Monday, September 13, 2010

Subversion - Managing exclusions in commit hooks

Subversion is now a widely used version control system. It is easy to setup, supports branching and merging almost effortlessly and has a few good client tools (like TortoiseSvn) and plugins for major IDEs that make life very easy for users.
Repositories
Subversion stores content in what are termed as repositories. One can visualize a repository as the base folder inside which various code lines exist. These can be trunk (the main code line), branches and tags (a tag usually corresponds to a release).
Hooks
Subversion also has a concept of hooks which are programs (usually scripts) that can be invoked at specific events. There are hooks for pre-commit, commit and post-commit events. Hooks can be used for a variety of purposes e.g. checking for a proper commit comment, running static analysis tools and fail commits on violations (this is usually better done in CI but sometimes might need to be done in a hook), code format checking etc.

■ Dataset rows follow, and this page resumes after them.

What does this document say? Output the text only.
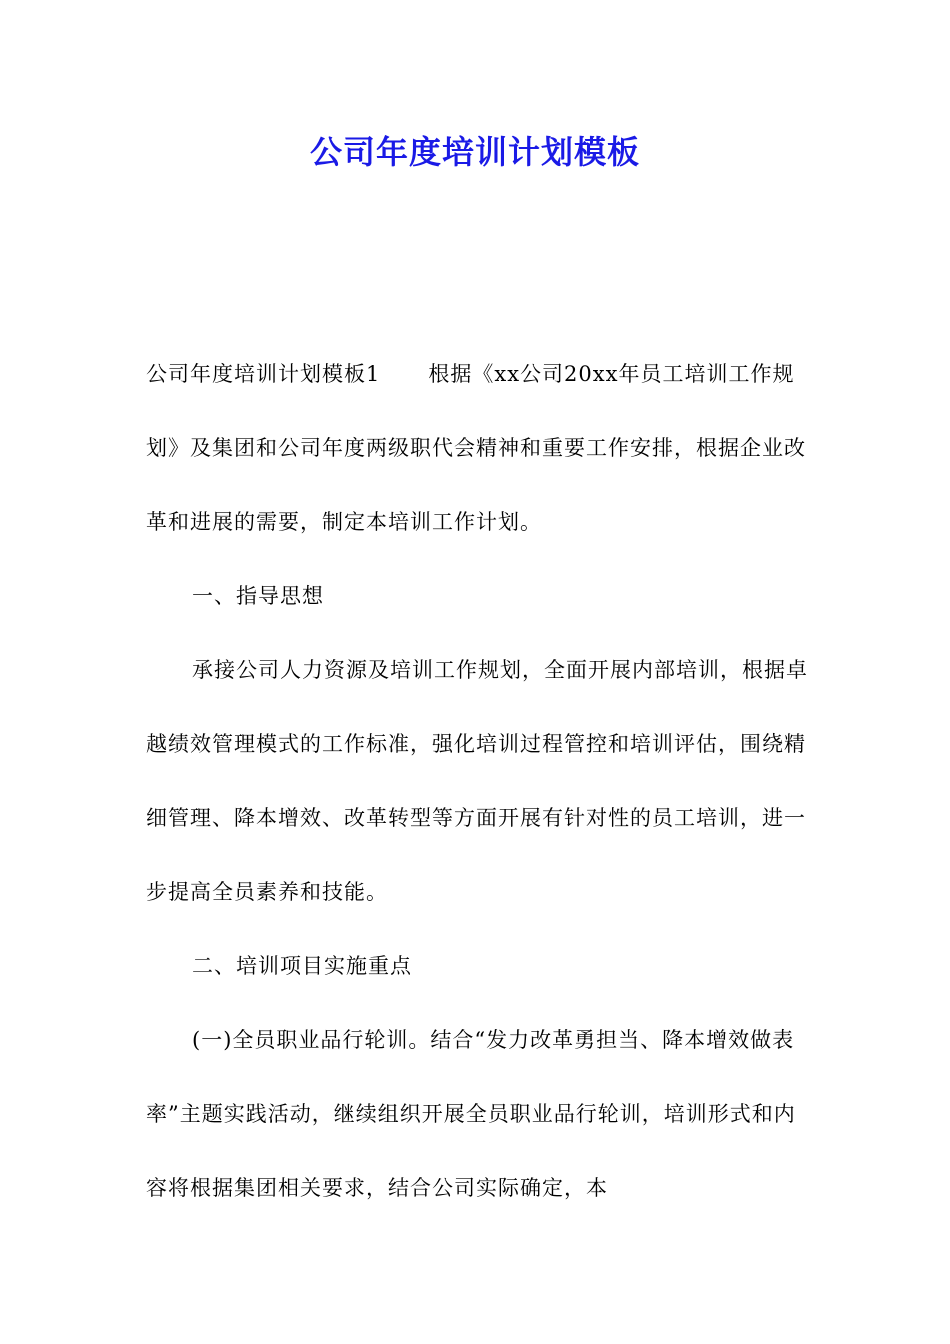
公司年度培训计划模板

公司年度培训计划模板1 根据《xx公司20xx年员工培训工作规划》及集团和公司年度两级职代会精神和重要工作安排，根据企业改革和进展的需要，制定本培训工作计划。

一、指导思想

承接公司人力资源及培训工作规划，全面开展内部培训，根据卓越绩效管理模式的工作标准，强化培训过程管控和培训评估，围绕精细管理、降本增效、改革转型等方面开展有针对性的员工培训，进一步提高全员素养和技能。

二、培训项目实施重点

(一)全员职业品行轮训。结合“发力改革勇担当、降本增效做表率”主题实践活动，继续组织开展全员职业品行轮训，培训形式和内容将根据集团相关要求，结合公司实际确定，本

Activating and Deactivating hooks for specific artifacts
Hooks exist at the level of a repository. What this means is that if a pre-commit hook exists, it will be invoked on each commit transaction to any code line within the repository. Sometimes though, certain code lines or projects or files need to be excluded from the checks built into the hooks. In other words, one might need to "activate" or "deactivate" hooks for certain commits. This "activation" or "deactivation" is not available out of the box in SVN and needs to be coded and built in. Here's an example of how one can achieve the same. The example below uses bash shell script but can be in any language.

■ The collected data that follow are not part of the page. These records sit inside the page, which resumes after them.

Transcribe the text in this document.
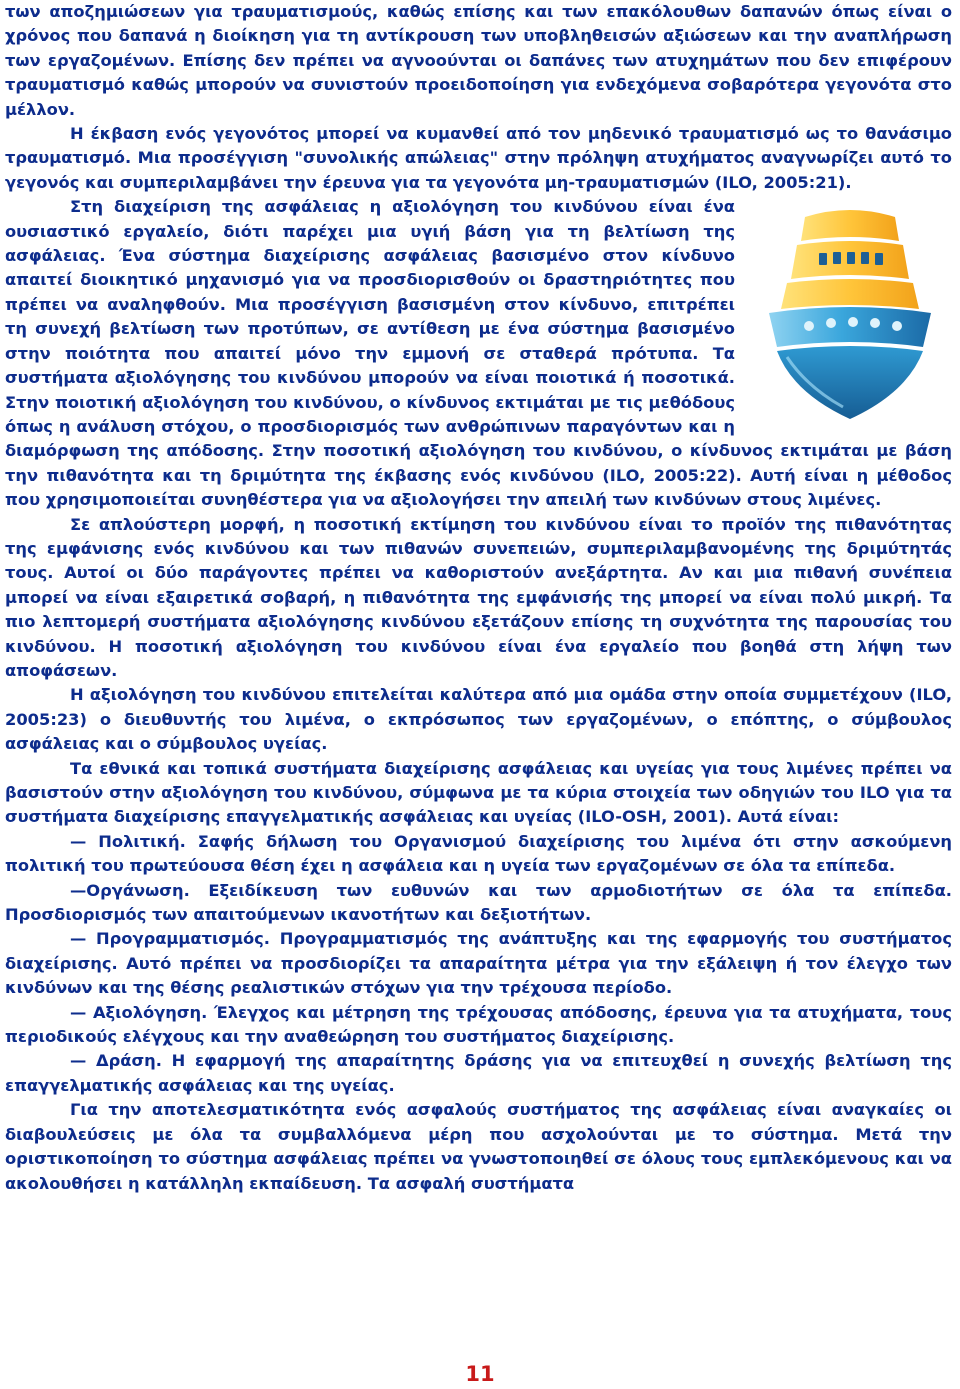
των αποζημιώσεων για τραυματισμούς, καθώς επίσης και των επακόλουθων δαπανών όπως είναι ο χρόνος που δαπανά η διοίκηση για τη αντίκρουση των υποβληθεισών αξιώσεων και την αναπλήρωση των εργαζομένων. Επίσης δεν πρέπει να αγνοούνται οι δαπάνες των ατυχημάτων που δεν επιφέρουν τραυματισμό καθώς μπορούν να συνιστούν προειδοποίηση για ενδεχόμενα σοβαρότερα γεγονότα στο μέλλον.

Η έκβαση ενός γεγονότος μπορεί να κυμανθεί από τον μηδενικό τραυματισμό ως το θανάσιμο τραυματισμό. Μια προσέγγιση "συνολικής απώλειας" στην πρόληψη ατυχήματος αναγνωρίζει αυτό το γεγονός και συμπεριλαμβάνει την έρευνα για τα γεγονότα μη-τραυματισμών (ILO, 2005:21).

Στη διαχείριση της ασφάλειας η αξιολόγηση του κινδύνου είναι ένα ουσιαστικό εργαλείο, διότι παρέχει μια υγιή βάση για τη βελτίωση της ασφάλειας. Ένα σύστημα διαχείρισης ασφάλειας βασισμένο στον κίνδυνο απαιτεί διοικητικό μηχανισμό για να προσδιορισθούν οι δραστηριότητες που πρέπει να αναληφθούν. Μια προσέγγιση βασισμένη στον κίνδυνο, επιτρέπει τη συνεχή βελτίωση των προτύπων, σε αντίθεση με ένα σύστημα βασισμένο στην ποιότητα που απαιτεί μόνο την εμμονή σε σταθερά πρότυπα. Τα συστήματα αξιολόγησης του κινδύνου μπορούν να είναι ποιοτικά ή ποσοτικά. Στην ποιοτική αξιολόγηση του κινδύνου, ο κίνδυνος εκτιμάται με τις μεθόδους όπως η ανάλυση στόχου, ο προσδιορισμός των ανθρώπινων παραγόντων και η διαμόρφωση της απόδοσης. Στην ποσοτική αξιολόγηση του κινδύνου, ο κίνδυνος εκτιμάται με βάση την πιθανότητα και τη δριμύτητα της έκβασης ενός κινδύνου (ILO, 2005:22). Αυτή είναι η μέθοδος που χρησιμοποιείται συνηθέστερα για να αξιολογήσει την απειλή των κινδύνων στους λιμένες.

Σε απλούστερη μορφή, η ποσοτική εκτίμηση του κινδύνου είναι το προϊόν της πιθανότητας της εμφάνισης ενός κινδύνου και των πιθανών συνεπειών, συμπεριλαμβανομένης της δριμύτητάς τους. Αυτοί οι δύο παράγοντες πρέπει να καθοριστούν ανεξάρτητα. Αν και μια πιθανή συνέπεια μπορεί να είναι εξαιρετικά σοβαρή, η πιθανότητα της εμφάνισής της μπορεί να είναι πολύ μικρή. Τα πιο λεπτομερή συστήματα αξιολόγησης κινδύνου εξετάζουν επίσης τη συχνότητα της παρουσίας του κινδύνου. Η ποσοτική αξιολόγηση του κινδύνου είναι ένα εργαλείο που βοηθά στη λήψη των αποφάσεων.

Η αξιολόγηση του κινδύνου επιτελείται καλύτερα από μια ομάδα στην οποία συμμετέχουν (ILO, 2005:23) ο διευθυντής του λιμένα, ο εκπρόσωπος των εργαζομένων, ο επόπτης, ο σύμβουλος ασφάλειας και ο σύμβουλος υγείας.

Τα εθνικά και τοπικά συστήματα διαχείρισης ασφάλειας και υγείας για τους λιμένες πρέπει να βασιστούν στην αξιολόγηση του κινδύνου, σύμφωνα με τα κύρια στοιχεία των οδηγιών του ILO για τα συστήματα διαχείρισης επαγγελματικής ασφάλειας και υγείας (ILO-OSH, 2001). Αυτά είναι:

— Πολιτική. Σαφής δήλωση του Οργανισμού διαχείρισης του λιμένα ότι στην ασκούμενη πολιτική του πρωτεύουσα θέση έχει η ασφάλεια και η υγεία των εργαζομένων σε όλα τα επίπεδα.

—Οργάνωση. Εξειδίκευση των ευθυνών και των αρμοδιοτήτων σε όλα τα επίπεδα. Προσδιορισμός των απαιτούμενων ικανοτήτων και δεξιοτήτων.

— Προγραμματισμός. Προγραμματισμός της ανάπτυξης και της εφαρμογής του συστήματος διαχείρισης. Αυτό πρέπει να προσδιορίζει τα απαραίτητα μέτρα για την εξάλειψη ή τον έλεγχο των κινδύνων και της θέσης ρεαλιστικών στόχων για την τρέχουσα περίοδο.

— Αξιολόγηση. Έλεγχος και μέτρηση της τρέχουσας απόδοσης, έρευνα για τα ατυχήματα, τους περιοδικούς ελέγχους και την αναθεώρηση του συστήματος διαχείρισης.

— Δράση. Η εφαρμογή της απαραίτητης δράσης για να επιτευχθεί η συνεχής βελτίωση της επαγγελματικής ασφάλειας και της υγείας.

Για την αποτελεσματικότητα ενός ασφαλούς συστήματος της ασφάλειας είναι αναγκαίες οι διαβουλεύσεις με όλα τα συμβαλλόμενα μέρη που ασχολούνται με το σύστημα. Μετά την οριστικοποίηση το σύστημα ασφάλειας πρέπει να γνωστοποιηθεί σε όλους τους εμπλεκόμενους και να ακολουθήσει η κατάλληλη εκπαίδευση. Τα ασφαλή συστήματα

11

Let's take an example of a pre-commit hook that needs to be deactivated for a few branches, one project and one file in a specific branch with a certain word in its name. A pre-commit hook is invoked as part of a commit transaction just before the transaction executes and becomes a revision. If the hook executes successfully and returns 1, the transaction commits and a new revision gets created. If it aborts or returns 0, the transaction is rolled back by the SVN server.
A pre-commit hook is called by the SVN server with two arguments, the first is the absolute path to the repository and the second is the transaction id of the commit transaction in question. With this information in hand, the script can be made to find the changes that are part of a transaction using the svnlook command. The command for the same is:
svnlook changed -t $2 $1 ($1 is the repos path and $2 is the transaction id)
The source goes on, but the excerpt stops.